Henry Palairet

Personal information
- Full name: Henry Hamilton Palairet
- Born: 8 January 1845 Bradford-on-Avon, Wiltshire, England
- Died: 20 March 1923 (aged 78) Cattistock, Dorset, England
- Role: Wicket-keeper
- Relations: Lionel Palairet (son); Richard Palairet (son);

Domestic team information
- 1868–1869: MCC

Career statistics
| Competition | First-class |
| Matches | 2 |
| Runs scored | 28 |
| Batting average | 9.33 |
| 100s/50s | 0/0 |
| Top score | 14* |
| Catches/stumpings | 2/0 |
- Source: Cricinfo, 7 May 2021

= Henry Palairet =

English cricketer and archer

Henry Hamilton Palairet (8 January 1845 – 20 March 1923) was an English first-class cricketer and archer.

The son of Septimus Henry Palairet, he was born at Bradford-on-Avon in January 1845. He was educated at Eton College, before going up to Exeter College, Oxford.
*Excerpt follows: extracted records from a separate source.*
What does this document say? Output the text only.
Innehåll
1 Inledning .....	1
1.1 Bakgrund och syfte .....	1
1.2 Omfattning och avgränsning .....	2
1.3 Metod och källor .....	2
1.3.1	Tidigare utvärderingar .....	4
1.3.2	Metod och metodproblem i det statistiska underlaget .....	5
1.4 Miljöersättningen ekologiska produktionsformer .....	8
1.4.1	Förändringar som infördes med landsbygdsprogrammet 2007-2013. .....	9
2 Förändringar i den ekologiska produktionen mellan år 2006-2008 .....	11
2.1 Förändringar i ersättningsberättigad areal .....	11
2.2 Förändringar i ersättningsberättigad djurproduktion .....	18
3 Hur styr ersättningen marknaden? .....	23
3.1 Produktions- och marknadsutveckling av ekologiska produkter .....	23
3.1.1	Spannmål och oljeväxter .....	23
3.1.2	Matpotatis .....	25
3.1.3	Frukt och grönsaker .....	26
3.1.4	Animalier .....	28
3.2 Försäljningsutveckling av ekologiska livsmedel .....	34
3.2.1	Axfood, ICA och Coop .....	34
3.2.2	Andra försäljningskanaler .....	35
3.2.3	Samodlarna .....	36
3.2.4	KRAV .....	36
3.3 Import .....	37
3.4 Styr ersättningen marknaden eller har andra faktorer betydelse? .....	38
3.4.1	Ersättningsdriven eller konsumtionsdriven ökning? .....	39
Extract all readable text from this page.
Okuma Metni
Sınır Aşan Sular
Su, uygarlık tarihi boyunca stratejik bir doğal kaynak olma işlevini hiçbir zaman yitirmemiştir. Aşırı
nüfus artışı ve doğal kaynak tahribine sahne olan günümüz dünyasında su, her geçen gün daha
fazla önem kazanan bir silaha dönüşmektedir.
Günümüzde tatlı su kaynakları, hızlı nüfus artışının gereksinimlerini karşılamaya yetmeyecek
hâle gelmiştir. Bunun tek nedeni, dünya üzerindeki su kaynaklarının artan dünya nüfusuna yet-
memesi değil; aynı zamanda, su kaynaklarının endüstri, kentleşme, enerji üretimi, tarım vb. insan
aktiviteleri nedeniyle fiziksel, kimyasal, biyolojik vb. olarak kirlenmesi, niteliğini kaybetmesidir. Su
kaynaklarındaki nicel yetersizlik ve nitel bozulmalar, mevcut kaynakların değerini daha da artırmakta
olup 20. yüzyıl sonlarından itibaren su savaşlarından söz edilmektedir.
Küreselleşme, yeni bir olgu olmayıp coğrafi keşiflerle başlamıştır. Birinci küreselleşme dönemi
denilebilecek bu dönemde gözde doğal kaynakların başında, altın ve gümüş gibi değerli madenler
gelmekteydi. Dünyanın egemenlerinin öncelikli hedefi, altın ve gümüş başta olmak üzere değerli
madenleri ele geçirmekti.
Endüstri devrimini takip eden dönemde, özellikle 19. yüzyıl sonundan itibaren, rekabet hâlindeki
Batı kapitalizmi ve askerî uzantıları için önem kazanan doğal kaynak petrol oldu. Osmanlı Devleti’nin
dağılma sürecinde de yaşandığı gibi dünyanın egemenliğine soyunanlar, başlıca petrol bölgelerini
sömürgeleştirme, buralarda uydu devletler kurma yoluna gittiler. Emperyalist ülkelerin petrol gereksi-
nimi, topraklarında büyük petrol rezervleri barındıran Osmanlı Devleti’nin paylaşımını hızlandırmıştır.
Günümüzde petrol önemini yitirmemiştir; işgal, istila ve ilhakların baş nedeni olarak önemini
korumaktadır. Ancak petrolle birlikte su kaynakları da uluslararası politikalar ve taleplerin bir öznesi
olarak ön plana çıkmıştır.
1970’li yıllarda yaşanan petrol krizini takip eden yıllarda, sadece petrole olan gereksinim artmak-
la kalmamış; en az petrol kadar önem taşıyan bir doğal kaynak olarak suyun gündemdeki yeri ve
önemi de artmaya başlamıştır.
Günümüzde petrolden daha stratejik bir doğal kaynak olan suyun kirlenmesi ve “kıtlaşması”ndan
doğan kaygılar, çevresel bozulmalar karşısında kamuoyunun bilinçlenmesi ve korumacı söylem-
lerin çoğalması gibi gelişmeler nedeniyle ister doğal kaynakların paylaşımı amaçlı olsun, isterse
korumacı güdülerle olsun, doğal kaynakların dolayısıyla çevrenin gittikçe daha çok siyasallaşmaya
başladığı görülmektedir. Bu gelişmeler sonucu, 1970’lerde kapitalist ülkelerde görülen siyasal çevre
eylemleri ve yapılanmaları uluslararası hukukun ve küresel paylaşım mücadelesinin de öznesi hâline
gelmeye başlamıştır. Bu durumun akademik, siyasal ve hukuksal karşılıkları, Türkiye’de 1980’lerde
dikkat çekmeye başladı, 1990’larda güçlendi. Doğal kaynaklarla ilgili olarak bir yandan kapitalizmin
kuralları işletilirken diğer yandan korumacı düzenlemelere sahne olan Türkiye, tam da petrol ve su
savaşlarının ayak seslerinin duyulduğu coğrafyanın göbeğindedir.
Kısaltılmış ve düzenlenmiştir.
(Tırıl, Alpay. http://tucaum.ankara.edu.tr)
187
Though he did not play cricket for Oxford University Cricket Club, he did play for Exeter College as a wicket-keeper. At Oxford he was a member of the Exeter College Boat Club and trialled as an eighth rower for the 1865 Boat Race, but did not make the final team. He played first-class cricket for the Marylebone Cricket Club in 1868 and 1869, playing two matches against Lancashire and Hampshire, scoring 28 runs with a highest score of 14 not out. His interests in cricket extended to Somerset County Cricket Club, where for many years he served on the club committee, often chairing club meetings.

Palairet excelled as an archer, winning the English Archery Championships five times in 1876, 1878 and three years running from 1880 to 1882. He also won the John O'Gaunts competition on five occasions. Palairet was also secretary to the archery committee at the All England Club. He settled at Cattistock in Dorset in 1873 and was a member of the local Conservative Party, in addition to being a judge in the Court of Assizes at Bath, Somerset. He married Elizabeth Ann Bigg in 1869, with the couple having five children. Among those were the cricketers Lionel Palairet and Richard Palairet. Palairet died at Cattistock in March 1923. His brother was the British Army general Charles Palairet.